Nous avions toutefois souligné dans notre rapport n° 14 que le calendrier de déploiement des projets venant en soutien de la politique pluriannuelle de l'énergie était déjà particulièrement serré, si bien que le peu de marge disponible aura été consommé en partie par la crise sanitaire. Il est important d'avoir ceci à l'esprit.

Selon l'Autorité de sûreté nucléaire, la plupart des retards ne sont en outre pas nécessairement imputables à la crise sanitaire. Certains, en particulier dans le domaine de l'assainissement et du démantèlement, sont liés à la vie des projets eux-mêmes. Il importe néanmoins de garder un œil attentif sur l'enchaînement calendaire des projets de R&D prévus en appui à la PPE.

S'agissant de la filière, les grands donneurs d'ordres ont besoin de prestataires. Dès le printemps 2020, ils ont donc agi auprès de ces derniers pour les accompagner, y compris en matière de trésorerie.
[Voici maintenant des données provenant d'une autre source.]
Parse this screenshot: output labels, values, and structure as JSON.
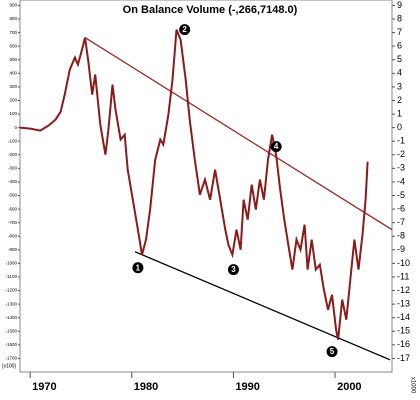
{
  "chart_data": {
    "type": "line",
    "title": "On Balance Volume (-,266,7148.0)",
    "y_label": "x1000",
    "y2_label": "[x100]",
    "x": [
      1969.0,
      1970.0,
      1971.0,
      1971.8,
      1972.5,
      1973.0,
      1973.4,
      1973.9,
      1974.4,
      1974.7,
      1975.1,
      1975.4,
      1975.7,
      1976.1,
      1976.4,
      1976.9,
      1977.4,
      1977.7,
      1978.1,
      1978.4,
      1978.9,
      1979.3,
      1979.6,
      1980.1,
      1980.6,
      1981.0,
      1981.4,
      1981.8,
      1982.3,
      1982.8,
      1983.1,
      1983.6,
      1984.0,
      1984.4,
      1984.8,
      1985.3,
      1985.7,
      1986.2,
      1986.7,
      1987.2,
      1987.7,
      1988.2,
      1988.7,
      1989.2,
      1989.5,
      1989.9,
      1990.3,
      1990.7,
      1991.0,
      1991.4,
      1991.8,
      1992.2,
      1992.6,
      1993.0,
      1993.4,
      1993.8,
      1994.2,
      1994.6,
      1995.0,
      1995.4,
      1995.8,
      1996.2,
      1996.6,
      1997.0,
      1997.3,
      1997.7,
      1998.1,
      1998.5,
      1998.9,
      1999.3,
      1999.7,
      2000.1,
      2000.3,
      2000.7,
      2001.1,
      2001.5,
      2001.9,
      2002.3,
      2002.7,
      2003.0,
      2003.2
    ],
    "series": [
      {
        "color": "#8b1a1a",
        "values": [
          0,
          -0.07,
          -0.22,
          0.15,
          0.59,
          1.18,
          2.43,
          4.27,
          5.16,
          4.64,
          5.75,
          6.63,
          5.01,
          2.43,
          3.91,
          0.22,
          -1.99,
          -0.15,
          3.17,
          1.33,
          -0.88,
          -0.52,
          -3.1,
          -5.31,
          -7.52,
          -9.36,
          -8.25,
          -6.04,
          -2.36,
          -0.88,
          -1.25,
          0.96,
          3.54,
          7.22,
          6.48,
          3.54,
          0.59,
          -2.36,
          -4.94,
          -3.83,
          -5.31,
          -3.1,
          -5.31,
          -7.52,
          -8.62,
          -9.36,
          -7.52,
          -8.99,
          -5.31,
          -6.78,
          -4.2,
          -6.04,
          -3.83,
          -5.31,
          -2.36,
          -0.52,
          -1.99,
          -4.57,
          -6.78,
          -8.62,
          -10.46,
          -8.25,
          -8.99,
          -7.15,
          -10.46,
          -8.25,
          -10.46,
          -10.1,
          -11.94,
          -13.41,
          -12.31,
          -14.89,
          -15.62,
          -12.67,
          -14.15,
          -11.2,
          -8.25,
          -10.46,
          -7.88,
          -5.31,
          -2.51
        ]
      }
    ],
    "trendlines": [
      {
        "color": "#9c2a24",
        "x": [
          1975.4,
          2005.6
        ],
        "y": [
          6.63,
          -7.52
        ]
      },
      {
        "color": "#000000",
        "x": [
          1980.3,
          2005.4
        ],
        "y": [
          -9.14,
          -17.1
        ]
      }
    ],
    "annotations": [
      {
        "text": "1",
        "x": 1980.6,
        "y": -10.32
      },
      {
        "text": "2",
        "x": 1985.2,
        "y": 7.22
      },
      {
        "text": "3",
        "x": 1990.0,
        "y": -10.46
      },
      {
        "text": "4",
        "x": 1994.2,
        "y": -1.4
      },
      {
        "text": "5",
        "x": 1999.7,
        "y": -16.5
      }
    ],
    "xlim": [
      1969.0,
      2005.6
    ],
    "xticks": [
      1970,
      1980,
      1990,
      2000
    ],
    "ylim": [
      -18,
      9.4
    ],
    "yticks": [
      9,
      8,
      7,
      6,
      5,
      4,
      3,
      2,
      1,
      0,
      -1,
      -2,
      -3,
      -4,
      -5,
      -6,
      -7,
      -8,
      -9,
      -10,
      -11,
      -12,
      -13,
      -14,
      -15,
      -16,
      -17
    ],
    "y2lim": [
      -1800,
      940
    ],
    "y2ticks": [
      900,
      800,
      700,
      600,
      500,
      400,
      300,
      200,
      100,
      0,
      -100,
      -200,
      -300,
      -400,
      -500,
      -600,
      -700,
      -800,
      -900,
      -1000,
      -1100,
      -1200,
      -1300,
      -1400,
      -1500,
      -1600,
      -1700
    ]
  }
}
La plupart des acteurs se sont engagés dans ce type de soutien, en organisant des réunions et en informant le mieux possible les sous-traitants.

Les chantiers de démantèlement ont été interrompus, dans la mesure où ils ne faisaient pas partie des activités jugées essentielles. Ceci a produit un décalage préjudiciable aux interventions des prestataires, qu'il sera difficile de compenser. Compte tenu des précautions sanitaires en vigueur actuellement, il n'est en effet pas imaginable de mettre davantage de personnes sur un chantier. Il ressort de notre analyse que le secteur de l'assainissement et démantèlement est relativement fragile. Sa rentabilité n'est pas prouvée et la situation est d'autant moins favorable du fait des décalages et retards constatés. Nous observons, indépendamment de la crise sanitaire, que certains prestataires sont en train de se dégager de ce marché ou envisagent de le faire. Deux ont déjà pris cette décision. Un autre s'interroge sur sa position dans le marché de l'assainissement et démantèlement, qu'il pourrait quitter, se plaçant ainsi en situation de ne plus être en mesure de répondre aux besoins des donneurs d'ordres.